Around 95-100 out of 125 im guessing

Yeah, I agree, probably something like that, it depends on the Statistics/ Mechanics paper too

 

[Mohammad2018]

I still dont understand why n is not 13
In question they asked to find amount of salt of 12th week after change

 

[Paula V]

I still dont understand why n is not 13
In question they asked to find amount of salt of 12th week after change

It's because the first term (8000) was the first week after the change, not the week of the change, so the 12th week is the 12th term.

 

[mirolev]

(i) Area of circle = area of shaded region. Find pi*r^2 = r^2*tan(theta) - (2theta*r^2)/2 where length of triangle is found by tan(theta) = AT/r (AT is one of 2 tangents to the circle).

(ii) Formula used is theta*r = arc length. 19.2 = 8*2theta, theta = 1.2

(iii) Shaded area is found by 8*8tan1.2 - (2theta*8^2)/2.
Area = 87.8

 

[ThePacifics]

(i) Area of circle = area of shaded region. Find pi*r^2 = r^2*tan(theta) - (2theta*r^2)/2 where length of triangle is found by tan(theta) = AT/r (AT is one of 2 tangents to the circle).

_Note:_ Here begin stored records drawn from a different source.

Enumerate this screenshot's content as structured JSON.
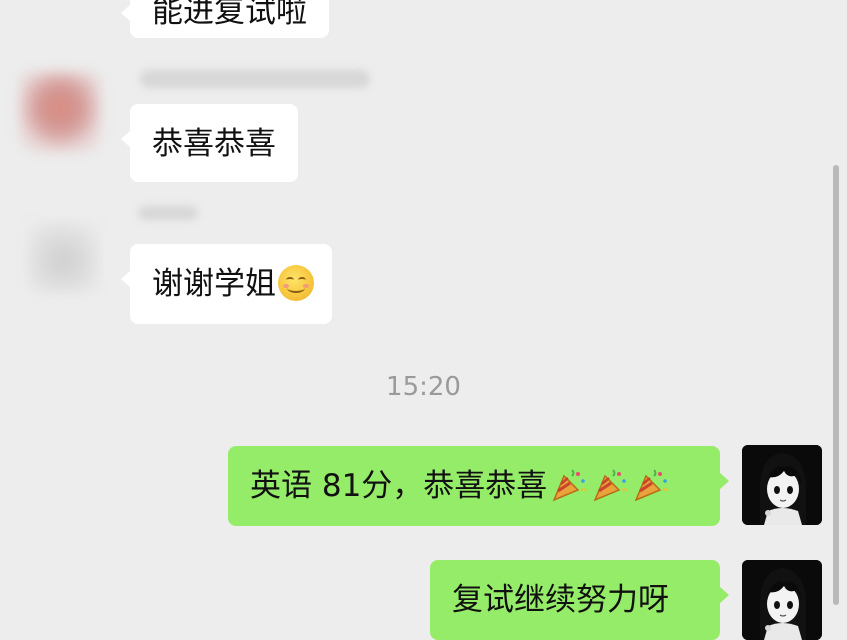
{
  "messages": {
    "top_partial": "能进复试啦",
    "congrats_reply": "恭喜恭喜",
    "thanks": "谢谢学姐",
    "timestamp": "15:20",
    "sent_1": "英语 81分，恭喜恭喜",
    "sent_2": "复试继续努力呀"
  },
  "icons": {
    "smile": "smiling-face-emoji",
    "popper": "party-popper-emoji"
  },
  "colors": {
    "background": "#ededed",
    "incoming_bubble": "#ffffff",
    "outgoing_bubble": "#95ec69",
    "timestamp": "#9a9a9a"
  }
}
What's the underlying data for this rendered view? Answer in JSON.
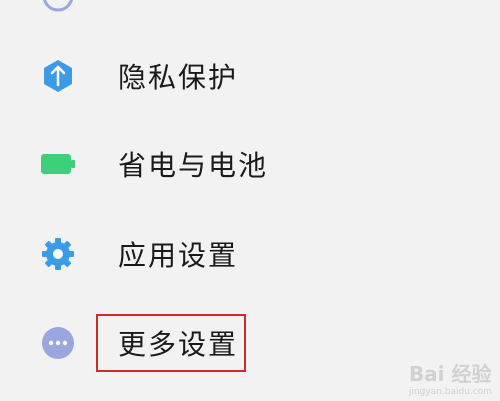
{
  "settings_list": {
    "items": [
      {
        "label": "隐私保护",
        "icon": "privacy-shield-icon",
        "color": "#3b9be6"
      },
      {
        "label": "省电与电池",
        "icon": "battery-icon",
        "color": "#3ecf7a"
      },
      {
        "label": "应用设置",
        "icon": "gear-icon",
        "color": "#3b9be6"
      },
      {
        "label": "更多设置",
        "icon": "more-dots-icon",
        "color": "#9aa6de"
      }
    ],
    "highlighted": "更多设置",
    "highlight_color": "#d02a2a"
  },
  "watermark": {
    "text": "Bai 经验",
    "sub": "jingyan.baidu.com"
  }
}
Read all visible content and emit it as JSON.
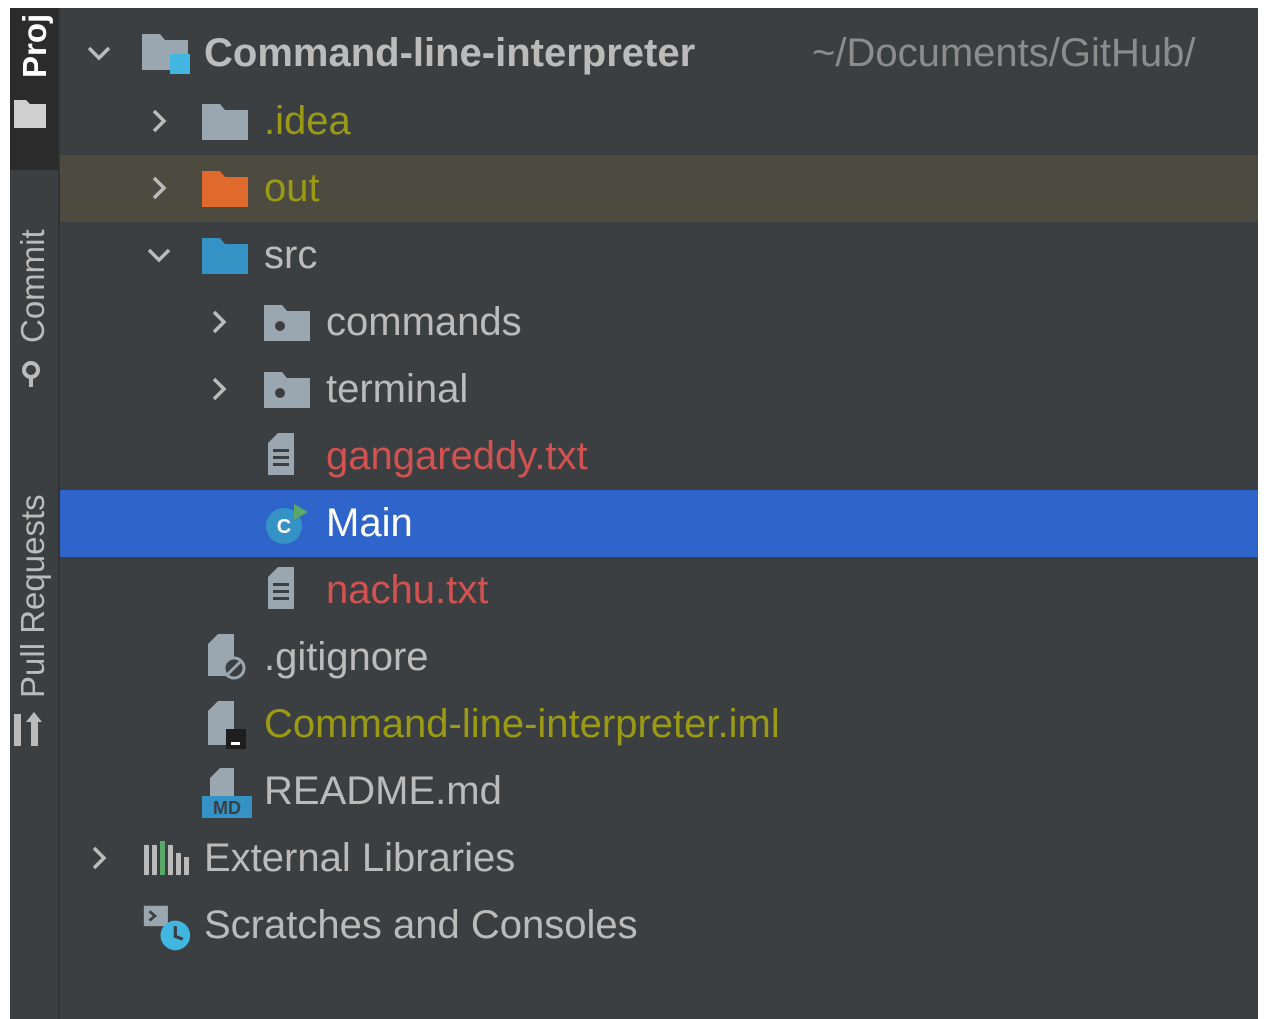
{
  "sidebar": {
    "tabs": [
      {
        "label": "Proj",
        "icon": "folder-icon",
        "active": true
      },
      {
        "label": "Commit",
        "icon": "commit-icon",
        "active": false
      },
      {
        "label": "Pull Requests",
        "icon": "pull-request-icon",
        "active": false
      }
    ]
  },
  "tree": {
    "root": {
      "label": "Command-line-interpreter",
      "path": "~/Documents/GitHub/",
      "icon": "module-folder-icon",
      "expanded": true
    },
    "items": [
      {
        "label": ".idea",
        "icon": "folder-icon",
        "expanded": false,
        "status": "ignored"
      },
      {
        "label": "out",
        "icon": "excluded-folder-icon",
        "expanded": false,
        "status": "excluded"
      },
      {
        "label": "src",
        "icon": "source-folder-icon",
        "expanded": true
      },
      {
        "label": "commands",
        "icon": "package-icon",
        "expanded": false
      },
      {
        "label": "terminal",
        "icon": "package-icon",
        "expanded": false
      },
      {
        "label": "gangareddy.txt",
        "icon": "text-file-icon",
        "status": "unversioned"
      },
      {
        "label": "Main",
        "icon": "java-class-runnable-icon",
        "selected": true
      },
      {
        "label": "nachu.txt",
        "icon": "text-file-icon",
        "status": "unversioned"
      },
      {
        "label": ".gitignore",
        "icon": "gitignore-file-icon"
      },
      {
        "label": "Command-line-interpreter.iml",
        "icon": "iml-file-icon",
        "status": "ignored"
      },
      {
        "label": "README.md",
        "icon": "markdown-file-icon"
      },
      {
        "label": "External Libraries",
        "icon": "libraries-icon",
        "expanded": false
      },
      {
        "label": "Scratches and Consoles",
        "icon": "scratches-icon"
      }
    ]
  },
  "colors": {
    "background": "#3c3f41",
    "selection": "#2f65ca",
    "modified_row": "#4d4a3f",
    "ignored_text": "#9a9a15",
    "unversioned_text": "#d25252",
    "default_text": "#bbbbbb"
  }
}
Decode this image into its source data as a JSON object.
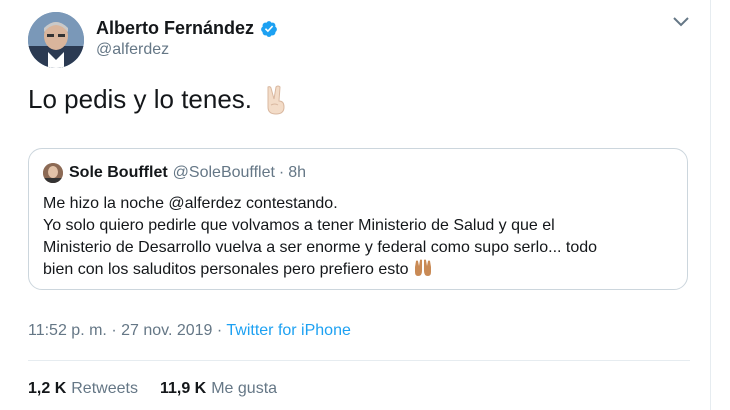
{
  "author": {
    "name": "Alberto Fernández",
    "handle": "@alferdez"
  },
  "tweet": {
    "text": "Lo pedis y lo tenes.",
    "emoji": "victory-hand"
  },
  "quoted": {
    "name": "Sole Boufflet",
    "handle": "@SoleBoufflet",
    "separator": "·",
    "time": "8h",
    "lines": [
      "Me hizo la noche @alferdez contestando.",
      "Yo solo quiero pedirle que volvamos a tener Ministerio de Salud y que el",
      "Ministerio de Desarrollo vuelva a ser enorme y federal como supo serlo... todo",
      "bien con los saluditos personales pero prefiero esto"
    ],
    "emoji": "raising-hands"
  },
  "meta": {
    "time": "11:52 p. m.",
    "sep": "·",
    "date": "27 nov. 2019",
    "source": "Twitter for iPhone"
  },
  "stats": {
    "retweets_count": "1,2 K",
    "retweets_label": "Retweets",
    "likes_count": "11,9 K",
    "likes_label": "Me gusta"
  },
  "colors": {
    "accent": "#1da1f2",
    "secondary_text": "#657786",
    "border": "#ccd6dd"
  }
}
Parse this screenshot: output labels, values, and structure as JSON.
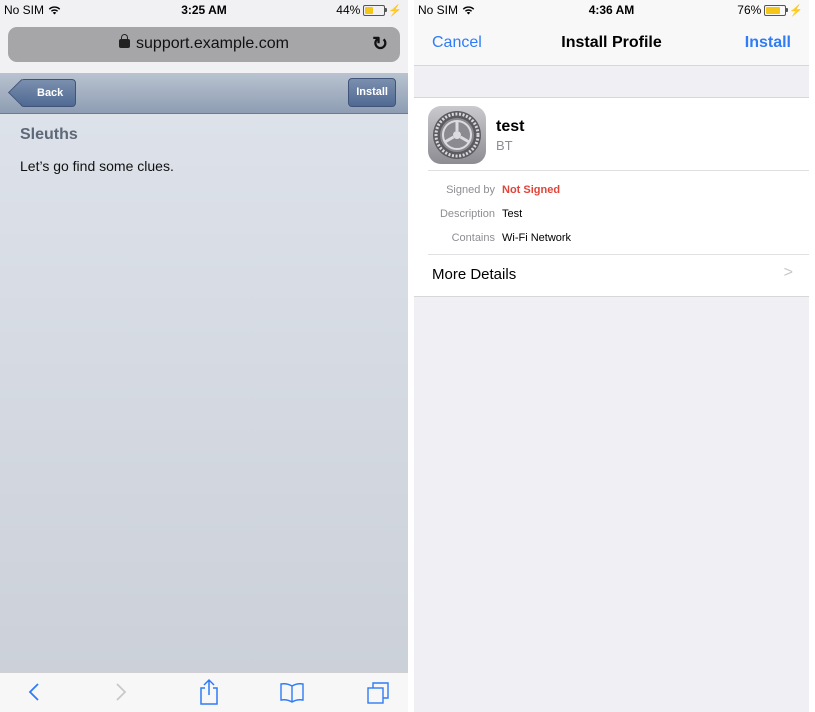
{
  "left": {
    "status": {
      "carrier": "No SIM",
      "time": "3:25 AM",
      "battery": "44%",
      "battery_level": 0.44
    },
    "url": "support.example.com",
    "nav": {
      "back_label": "Back",
      "install_label": "Install"
    },
    "content": {
      "heading": "Sleuths",
      "body": "Let’s go find some clues."
    },
    "toolbar": {
      "icons": [
        "back-icon",
        "forward-icon",
        "share-icon",
        "bookmarks-icon",
        "tabs-icon"
      ]
    }
  },
  "right": {
    "status": {
      "carrier": "No SIM",
      "time": "4:36 AM",
      "battery": "76%",
      "battery_level": 0.76
    },
    "nav": {
      "cancel_label": "Cancel",
      "title": "Install Profile",
      "install_label": "Install"
    },
    "profile": {
      "name": "test",
      "organization": "BT",
      "rows": [
        {
          "label": "Signed by",
          "value": "Not Signed"
        },
        {
          "label": "Description",
          "value": "Test"
        },
        {
          "label": "Contains",
          "value": "Wi-Fi Network"
        }
      ],
      "more_details": "More Details"
    }
  },
  "colors": {
    "accent": "#2f7cf6",
    "warning": "#e0453a"
  }
}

(ii) Formula used is theta*r = arc length. 19.2 = 8*2theta, theta = 1.2

(iii) Shaded area is found by 8*8tan1.2 - (2theta*8^2)/2.
Area = 87.8

there were 'two' triangles, this was a 6 marks question. You had to add up 2 triangles and subtract area of sector from it.

 

[Mohammad2018]

Anyone remebers the question after drawing graph

How many marks was it

 

[Paula V]

Anyone remebers the question after drawing graph

How many marks was it

yeah, it was two marks

 

[Mohammad2018]

And how many marks was f(x)=k has no solution

 

[Paula V]

there were 'two' triangles, this was a 6 marks question. You had to add up 2 triangles and subtract area of sector from it.

oooooooh, it was so easy , I wanted to do a way more complicated method

 

[Paula V]

And how many marks was f(x)=k has no solution

I think 3 or 2, I'm not completely sure

 

[mirolev]

there were 'two' triangles, this was a 6 marks question. You had to add up 2 triangles and subtract area of sector from it.

That's true. Area of 2 triangles should be 8*8tan(theta).

 

[ASSmart]

And how many marks was f(x)=k has no solution

3 marks and i didnt understand that question at all

 

[Bai fong]

its probably k > 9 , because if u send b^2 ( b can never be negative )on the RHS, you need to divide by a -ve number to make it become positive, .... ( b^2 - 4ac <0)
also i remember getting k = 11 (b^2-4ac =0)